Lithium from oceans may be great...
But not for the reasons you think.
Without huge quantities of lithium it will be impossible to replace all the internal combustion cars of today with electric ones. That’s why Interesting Engineering (IE) is excited by the news that “We Can Now Harvest Usable Lithium From Seawater” at very low cost.
This is important because the increasing demand for electric vehicles is “expected to exhaust lithium reserves on land by 2080”. The IE post explains the main technical details of “a new system capable of extracting concentrated lithium from seawater” that would:
- produce lithium pure enough to be usable in batteries for electric cars
- consuming only five dollars of electricity per kg of lithium…
- that would be paid by the chlorine and hydrogen produced as a side effect
That’s not the REAL value of lithium from seawater!
IE says that this is an extremely promising system because, if we ran out of lithium, the plans of car manufacturers to fight climate change by abandoning fossil fuels would never become reality.

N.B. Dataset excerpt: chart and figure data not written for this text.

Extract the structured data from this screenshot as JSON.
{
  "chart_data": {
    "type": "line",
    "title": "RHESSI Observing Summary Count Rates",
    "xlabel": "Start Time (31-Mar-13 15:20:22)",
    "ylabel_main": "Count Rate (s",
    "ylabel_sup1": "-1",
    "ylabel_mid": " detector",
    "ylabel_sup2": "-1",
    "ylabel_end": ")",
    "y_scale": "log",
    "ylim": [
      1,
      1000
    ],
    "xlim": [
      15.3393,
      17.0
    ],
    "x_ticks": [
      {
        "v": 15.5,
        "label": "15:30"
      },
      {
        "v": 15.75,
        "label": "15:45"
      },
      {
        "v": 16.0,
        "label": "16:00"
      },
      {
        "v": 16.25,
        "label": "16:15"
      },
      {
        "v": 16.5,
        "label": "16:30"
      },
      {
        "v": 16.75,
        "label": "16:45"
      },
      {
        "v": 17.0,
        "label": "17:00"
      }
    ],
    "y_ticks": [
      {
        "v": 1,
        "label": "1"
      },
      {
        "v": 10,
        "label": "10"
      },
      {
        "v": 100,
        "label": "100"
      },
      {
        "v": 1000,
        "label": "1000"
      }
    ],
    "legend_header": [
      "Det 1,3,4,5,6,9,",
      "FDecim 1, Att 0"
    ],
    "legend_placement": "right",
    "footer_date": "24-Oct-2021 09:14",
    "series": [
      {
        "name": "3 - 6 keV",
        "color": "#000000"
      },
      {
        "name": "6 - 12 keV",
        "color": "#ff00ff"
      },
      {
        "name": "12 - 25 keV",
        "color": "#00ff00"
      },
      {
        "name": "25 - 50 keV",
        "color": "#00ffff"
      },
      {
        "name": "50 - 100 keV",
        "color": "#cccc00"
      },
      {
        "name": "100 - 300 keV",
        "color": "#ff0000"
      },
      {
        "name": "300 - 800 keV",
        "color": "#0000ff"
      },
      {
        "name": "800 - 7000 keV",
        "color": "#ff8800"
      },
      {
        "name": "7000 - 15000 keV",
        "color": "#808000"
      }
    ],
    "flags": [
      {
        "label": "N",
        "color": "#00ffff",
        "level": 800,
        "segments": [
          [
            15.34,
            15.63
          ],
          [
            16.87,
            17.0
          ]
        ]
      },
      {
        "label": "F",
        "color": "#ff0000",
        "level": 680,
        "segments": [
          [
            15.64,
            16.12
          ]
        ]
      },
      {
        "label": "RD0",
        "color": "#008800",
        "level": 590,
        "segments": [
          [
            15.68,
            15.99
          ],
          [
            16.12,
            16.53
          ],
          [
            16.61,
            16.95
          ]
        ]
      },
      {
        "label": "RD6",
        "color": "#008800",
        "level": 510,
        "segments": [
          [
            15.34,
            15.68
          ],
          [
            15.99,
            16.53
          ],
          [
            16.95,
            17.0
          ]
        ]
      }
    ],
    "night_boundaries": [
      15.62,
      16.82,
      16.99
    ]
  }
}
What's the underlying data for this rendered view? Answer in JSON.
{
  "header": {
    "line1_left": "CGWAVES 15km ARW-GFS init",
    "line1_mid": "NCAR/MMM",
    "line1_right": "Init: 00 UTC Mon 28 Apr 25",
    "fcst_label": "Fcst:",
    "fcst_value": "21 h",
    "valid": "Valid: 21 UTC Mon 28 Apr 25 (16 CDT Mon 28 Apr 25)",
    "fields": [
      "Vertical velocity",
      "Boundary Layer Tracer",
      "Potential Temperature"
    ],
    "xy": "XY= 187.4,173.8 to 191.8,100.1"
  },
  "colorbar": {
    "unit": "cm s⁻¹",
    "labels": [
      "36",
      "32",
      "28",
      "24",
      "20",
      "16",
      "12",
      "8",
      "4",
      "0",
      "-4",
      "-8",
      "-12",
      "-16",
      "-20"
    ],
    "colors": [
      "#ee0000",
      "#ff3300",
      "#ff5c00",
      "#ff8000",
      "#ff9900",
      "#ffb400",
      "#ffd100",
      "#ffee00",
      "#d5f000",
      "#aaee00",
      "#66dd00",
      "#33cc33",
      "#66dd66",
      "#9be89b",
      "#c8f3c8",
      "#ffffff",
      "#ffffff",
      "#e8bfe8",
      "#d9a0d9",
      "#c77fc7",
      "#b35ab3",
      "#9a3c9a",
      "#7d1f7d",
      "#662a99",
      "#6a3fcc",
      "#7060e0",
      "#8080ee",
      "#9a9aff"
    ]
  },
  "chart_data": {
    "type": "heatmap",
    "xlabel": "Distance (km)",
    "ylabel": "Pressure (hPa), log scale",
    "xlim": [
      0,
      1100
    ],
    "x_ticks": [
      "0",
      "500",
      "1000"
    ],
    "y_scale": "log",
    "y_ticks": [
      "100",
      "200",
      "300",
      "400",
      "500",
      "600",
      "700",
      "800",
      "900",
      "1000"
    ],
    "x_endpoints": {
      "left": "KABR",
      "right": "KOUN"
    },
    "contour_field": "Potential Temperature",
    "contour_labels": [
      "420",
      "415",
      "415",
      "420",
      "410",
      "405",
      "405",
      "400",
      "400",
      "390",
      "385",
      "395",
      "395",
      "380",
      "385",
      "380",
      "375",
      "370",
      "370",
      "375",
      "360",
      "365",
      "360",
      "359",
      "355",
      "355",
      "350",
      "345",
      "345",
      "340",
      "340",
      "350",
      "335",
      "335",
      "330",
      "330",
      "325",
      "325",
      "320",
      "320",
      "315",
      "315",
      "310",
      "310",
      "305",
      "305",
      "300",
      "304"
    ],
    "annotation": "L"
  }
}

IE is wrong. This is an extremely promising system, but not for that reason.
If reality still applies, it is very unlikely that enough cars to exhaust lithium land reserves will be ever produced, due to lack of power grids able to handle them, but also of space consumer interest for mass cars.
Even without mass markets for electric cars, however, the world will still need a lot of batteries, that is of lithium, to electrify everything. And the real reason why affordable lithium from seawater would be good is the same why micro nuclear reactors may be good: to make more countries less dependent from others for a resource as critical as lithium.